From this point onwards García had set her mind on a career in the sciences, even if she wasn’t exactly sure which science it would be. Yet, the stars were not the only thing that was obscured from García’s view in these early years in Bogotá.
The positive attitudes of her family and educators had hidden from García the fact that women face additional obstacles to entering scientific fields. García had been no stranger to resistance, of course. She had frequently been encouraged to consider a more mundane career that didn’t require as much effort. But this new challenge was different, more than a mere irritation. When beginning her bachelor’s degree in physics at the Universidad Nacional de Colombia, the male-dominated lecture halls made her question the pursuit of a career in science entirely.
“During my degree, there were not many women studying with me – only about 20% of the people in my cohort – and just three female physics lecturers. That was the first indication to me that science was a male-dominated field.” García points out that these numbers dropped off still further as she progressed through academia. “That realization made me question if I was going to succeed in physics or astronomy.”
The discovery of the prevalent stereotype of a “scientist” after she had already decided on a career in the field has given García a unique insight into the harm it could potentially do to young women considering futures in science, technology, engineering and maths (STEM) subjects. “There is this common misconception that if you study science, you should be somehow a genius or socially awkward, or someone like Einstein. Old, with messy grey hair, and male,” she says. “We have to fix ideas about how a scientist should look. It’s definitely something that will not help a new generation to build careers in science.”

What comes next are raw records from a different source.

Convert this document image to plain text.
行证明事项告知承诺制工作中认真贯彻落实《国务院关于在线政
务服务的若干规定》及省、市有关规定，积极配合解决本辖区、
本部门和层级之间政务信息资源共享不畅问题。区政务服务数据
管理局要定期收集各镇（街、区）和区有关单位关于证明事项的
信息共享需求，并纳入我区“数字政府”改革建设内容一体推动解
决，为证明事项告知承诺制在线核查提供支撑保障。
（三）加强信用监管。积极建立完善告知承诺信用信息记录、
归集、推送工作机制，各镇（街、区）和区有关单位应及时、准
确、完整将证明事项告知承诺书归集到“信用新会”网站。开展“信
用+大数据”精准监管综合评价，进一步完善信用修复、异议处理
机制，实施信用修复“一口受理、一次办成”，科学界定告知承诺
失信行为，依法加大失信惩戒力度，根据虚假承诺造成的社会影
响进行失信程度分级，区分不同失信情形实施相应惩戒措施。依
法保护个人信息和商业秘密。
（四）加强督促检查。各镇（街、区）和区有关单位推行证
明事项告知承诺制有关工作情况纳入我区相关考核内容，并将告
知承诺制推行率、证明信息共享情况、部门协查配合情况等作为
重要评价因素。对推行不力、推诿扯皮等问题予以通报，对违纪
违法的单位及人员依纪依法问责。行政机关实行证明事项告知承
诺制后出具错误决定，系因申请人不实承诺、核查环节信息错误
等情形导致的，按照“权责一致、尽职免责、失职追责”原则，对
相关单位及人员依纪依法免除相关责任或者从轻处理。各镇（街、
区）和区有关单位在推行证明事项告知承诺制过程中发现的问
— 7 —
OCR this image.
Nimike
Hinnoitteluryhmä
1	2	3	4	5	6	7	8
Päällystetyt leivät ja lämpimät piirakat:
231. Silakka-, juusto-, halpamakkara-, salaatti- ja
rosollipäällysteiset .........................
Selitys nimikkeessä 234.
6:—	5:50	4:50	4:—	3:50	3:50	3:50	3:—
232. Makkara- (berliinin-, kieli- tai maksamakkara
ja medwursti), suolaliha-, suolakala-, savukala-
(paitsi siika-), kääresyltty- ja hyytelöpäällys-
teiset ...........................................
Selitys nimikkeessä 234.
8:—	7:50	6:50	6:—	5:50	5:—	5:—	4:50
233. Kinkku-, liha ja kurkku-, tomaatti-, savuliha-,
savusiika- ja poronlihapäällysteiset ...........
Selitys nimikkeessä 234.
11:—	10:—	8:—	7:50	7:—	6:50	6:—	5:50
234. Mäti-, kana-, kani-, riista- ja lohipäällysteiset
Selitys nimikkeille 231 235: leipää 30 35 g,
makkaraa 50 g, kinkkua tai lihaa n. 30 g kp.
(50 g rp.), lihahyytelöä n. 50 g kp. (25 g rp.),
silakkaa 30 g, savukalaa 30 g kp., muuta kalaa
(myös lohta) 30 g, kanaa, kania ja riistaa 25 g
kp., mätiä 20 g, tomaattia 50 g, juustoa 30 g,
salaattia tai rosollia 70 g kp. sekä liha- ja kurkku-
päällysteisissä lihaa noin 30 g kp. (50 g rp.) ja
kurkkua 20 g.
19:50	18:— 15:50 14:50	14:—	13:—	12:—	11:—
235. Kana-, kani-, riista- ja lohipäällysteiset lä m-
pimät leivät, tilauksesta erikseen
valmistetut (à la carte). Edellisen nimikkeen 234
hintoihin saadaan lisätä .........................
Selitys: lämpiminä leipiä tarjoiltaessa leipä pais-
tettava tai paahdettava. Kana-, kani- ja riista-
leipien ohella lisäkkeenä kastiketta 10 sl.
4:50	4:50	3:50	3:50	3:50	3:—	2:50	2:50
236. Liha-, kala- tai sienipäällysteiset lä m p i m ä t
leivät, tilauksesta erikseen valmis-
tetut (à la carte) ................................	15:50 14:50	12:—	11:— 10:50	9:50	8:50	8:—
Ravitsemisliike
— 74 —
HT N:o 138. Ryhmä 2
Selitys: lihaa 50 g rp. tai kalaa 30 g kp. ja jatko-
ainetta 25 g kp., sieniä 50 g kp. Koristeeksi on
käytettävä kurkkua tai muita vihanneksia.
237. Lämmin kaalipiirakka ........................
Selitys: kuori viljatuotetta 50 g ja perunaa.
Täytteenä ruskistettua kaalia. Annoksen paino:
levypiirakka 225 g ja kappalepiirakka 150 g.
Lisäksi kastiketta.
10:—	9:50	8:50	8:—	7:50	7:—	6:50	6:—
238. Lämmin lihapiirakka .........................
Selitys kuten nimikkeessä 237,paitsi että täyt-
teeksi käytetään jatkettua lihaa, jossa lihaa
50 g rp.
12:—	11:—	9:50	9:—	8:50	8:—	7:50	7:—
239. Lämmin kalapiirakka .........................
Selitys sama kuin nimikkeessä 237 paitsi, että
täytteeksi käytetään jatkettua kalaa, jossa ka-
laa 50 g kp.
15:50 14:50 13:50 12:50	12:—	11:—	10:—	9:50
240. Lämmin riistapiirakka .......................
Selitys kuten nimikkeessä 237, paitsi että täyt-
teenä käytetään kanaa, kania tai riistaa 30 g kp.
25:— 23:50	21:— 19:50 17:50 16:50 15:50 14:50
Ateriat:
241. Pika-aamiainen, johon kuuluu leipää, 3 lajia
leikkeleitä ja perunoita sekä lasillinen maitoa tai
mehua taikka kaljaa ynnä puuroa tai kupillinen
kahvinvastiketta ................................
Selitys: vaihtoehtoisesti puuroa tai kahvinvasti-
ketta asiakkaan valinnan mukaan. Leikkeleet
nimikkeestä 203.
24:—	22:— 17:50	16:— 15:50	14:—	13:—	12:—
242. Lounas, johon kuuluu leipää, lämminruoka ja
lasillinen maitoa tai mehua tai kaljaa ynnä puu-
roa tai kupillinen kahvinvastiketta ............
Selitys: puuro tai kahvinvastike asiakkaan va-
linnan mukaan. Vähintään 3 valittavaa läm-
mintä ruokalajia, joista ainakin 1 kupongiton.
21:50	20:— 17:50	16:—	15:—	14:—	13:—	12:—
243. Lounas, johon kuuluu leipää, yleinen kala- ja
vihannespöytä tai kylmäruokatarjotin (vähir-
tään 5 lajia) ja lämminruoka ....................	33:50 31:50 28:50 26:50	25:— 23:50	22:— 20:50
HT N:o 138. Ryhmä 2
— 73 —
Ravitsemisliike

There is this common misconception that if you study science, you should be a genius or socially awkward; or old, grey and male
Fortunately, García had the determination to succeed, contrary to these stereotypes. Later, while earning her PhD at Colombia’s Observatorio Astronómico Nacional, her determination was bolstered by invaluable support from her supervisor Emma Ryan-Weber, now an associate professor at Swinburne University of Technology in Australia and the leader of the intergalactic medium research group at the Centre for Astrophysics and Supercomputing.
Challenging the status quo
In her current postdoc research García has taken a more radical approach to the cosmological constant, once described by Einstein as “his greatest blunder”. Cosmologists believe that the cosmological constant could explain the accelerating expansion of the universe, possibly caused by dark energy. García suggests that dark energy could have started to play a role in the expansion of the universe shortly after the Big Bang – much earlier than current models suggest. Theories such as this are collectively known as Early Dark Energy (EDE) models.
“Our current understanding of cosmological proxies like type Ia supernovae allows us to infer that the universe is speeding up its expansion,” she says. “The ultimate effect of such a so-far-invisible component is that it causes negative pressure that beats the gravitational pull among galaxies.”
A new generation takes on the cosmological constant
By suggesting a paradigm shift away from a long-standing aspect of cosmology – the idea that dark energy only plays a role in later epochs of the universe’s history – García’s work could be considered revolutionary. As a woman from Colombia, her career in science is a testament to another long-overdue paradigm shift – the imbalance of gender and ethnicity in science.
“The prospects for young South American women in STEM and academia have improved significantly due to the realization that there are so many female scientists from the region who are making important contributions in their disciplines,” García says. “However, inequality, sexism, lack of opportunities and discrimination continue to be the main obstacles for young women to pursue their dreams in STEM.”
She believes that institutions have a critical role in nurturing young women to continue in academia. “There are four main strategies that can be followed,” García explains. “Giving visibility to women’s work and achievements; promoting parity in jobs and salaries; advocating for a safe, diverse and healthy work environment; and finally, not tolerating any form of abuse, harassment or discrimination towards minorities.”
For young girls in South American cities dreaming of the stars and a career in science, García is clear: the stars may be beyond our reach, but a scientific career certainly isn’t. “My advice is to pursue their dreams and be passionate about their careers and fearless of beating the obstacles along the way,” she concludes. “There are plenty of opportunities waiting for them, and nature needs young creative minds to unveil its secrets.”